The State Street Investor Confidence Index, is a little known sentiment indicator which I mentioned briefly two years ago(see link).
State Street calculates this every month and even though by now you’ve probably become numb to the idea of yet another sentiment gauge hitting an all time extreme, the most recent data for December 2008 was the lowest since this measure was started - coming in at just 48.
From the name it may seem that this is some sort of sentiment survey but it is not. Actually it is derived from a proprietary quantitative model:
The State Street investor Confidence Index measures confidence directly and quantitatively by assessing the changes in investor holdings of equities, implementing a model developed by State Street Global Markets’ research partnership, State Street Associates. The more of their portfolio that institutional investors are willing to devote to equities, the greater their risk appetite or confidence.
So it seems that State Street, acting as the custodian and back office for money managers, dip their quantitative thimble into the massive flow of funds that passes through their firm to measure the sentiment prevailing among money managers.
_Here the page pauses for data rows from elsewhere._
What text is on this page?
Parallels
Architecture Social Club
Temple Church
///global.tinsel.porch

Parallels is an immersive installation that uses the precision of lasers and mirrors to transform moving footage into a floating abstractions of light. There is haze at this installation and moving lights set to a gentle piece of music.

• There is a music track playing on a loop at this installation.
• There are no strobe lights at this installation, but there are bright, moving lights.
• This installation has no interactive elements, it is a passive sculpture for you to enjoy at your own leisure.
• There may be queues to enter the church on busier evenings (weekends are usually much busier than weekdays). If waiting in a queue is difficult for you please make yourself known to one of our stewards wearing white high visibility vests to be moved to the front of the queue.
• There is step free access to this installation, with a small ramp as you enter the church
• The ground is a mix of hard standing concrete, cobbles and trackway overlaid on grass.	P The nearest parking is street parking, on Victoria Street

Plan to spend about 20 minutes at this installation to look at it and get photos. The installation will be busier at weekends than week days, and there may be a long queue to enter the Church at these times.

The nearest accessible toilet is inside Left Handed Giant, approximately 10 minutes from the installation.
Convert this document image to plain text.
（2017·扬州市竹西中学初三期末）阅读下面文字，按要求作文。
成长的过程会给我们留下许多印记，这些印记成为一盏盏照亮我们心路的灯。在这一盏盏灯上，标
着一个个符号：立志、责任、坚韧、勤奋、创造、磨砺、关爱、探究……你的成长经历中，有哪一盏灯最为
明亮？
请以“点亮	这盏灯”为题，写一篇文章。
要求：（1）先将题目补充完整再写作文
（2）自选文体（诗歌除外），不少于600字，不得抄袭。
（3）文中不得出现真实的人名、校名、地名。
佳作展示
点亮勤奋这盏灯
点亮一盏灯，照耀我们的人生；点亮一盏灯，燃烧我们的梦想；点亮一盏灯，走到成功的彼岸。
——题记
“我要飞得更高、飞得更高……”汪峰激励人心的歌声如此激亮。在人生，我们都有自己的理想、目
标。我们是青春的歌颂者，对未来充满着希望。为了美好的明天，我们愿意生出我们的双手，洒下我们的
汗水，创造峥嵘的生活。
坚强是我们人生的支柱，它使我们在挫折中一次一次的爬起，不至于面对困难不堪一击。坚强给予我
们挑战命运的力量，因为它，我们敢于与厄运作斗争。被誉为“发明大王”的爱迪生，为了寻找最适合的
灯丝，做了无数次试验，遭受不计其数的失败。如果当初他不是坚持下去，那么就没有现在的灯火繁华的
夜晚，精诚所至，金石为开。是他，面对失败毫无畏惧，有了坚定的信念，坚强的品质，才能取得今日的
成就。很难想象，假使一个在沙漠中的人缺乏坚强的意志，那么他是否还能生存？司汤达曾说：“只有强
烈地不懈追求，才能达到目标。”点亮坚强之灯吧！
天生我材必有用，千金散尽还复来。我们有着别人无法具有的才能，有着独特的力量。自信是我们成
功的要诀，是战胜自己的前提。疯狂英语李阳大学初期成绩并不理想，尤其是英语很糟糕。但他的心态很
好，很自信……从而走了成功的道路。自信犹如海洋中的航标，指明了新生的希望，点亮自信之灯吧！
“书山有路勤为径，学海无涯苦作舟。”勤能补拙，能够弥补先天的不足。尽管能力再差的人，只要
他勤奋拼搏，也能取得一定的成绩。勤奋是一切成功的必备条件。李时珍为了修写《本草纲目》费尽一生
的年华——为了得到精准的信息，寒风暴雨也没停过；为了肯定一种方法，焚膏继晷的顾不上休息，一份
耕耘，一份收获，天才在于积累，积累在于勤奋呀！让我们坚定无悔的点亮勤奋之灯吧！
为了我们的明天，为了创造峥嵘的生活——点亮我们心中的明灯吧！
It isn’t surprising considering everything else we know, that managers are reigning in their risk appetite to a larger extent than they have for the past 10 years.
The good news is that from a contrarian measure, such a low sentiment reading is either the darkest before the dawn or very close to it. The bad news is that a bull market needs fresh capital to start and to continue but so far, money managers are still reducing exposure to equities.
State Street also releases the same sentiment data regional data. The 48 number is an aggregate global figure. For North America it is even lower, 30.1 - for Asia it is the highest at 86.1 (and Europe comes in somewhere in the middle at 67.4).
Ten years is not enough to provide us with enough data points to evaluate the efficacy of the State Street Investor Confidence Index. But it does to show some promise. Definitely more than the useless Citigroup Panic Euphoria Model.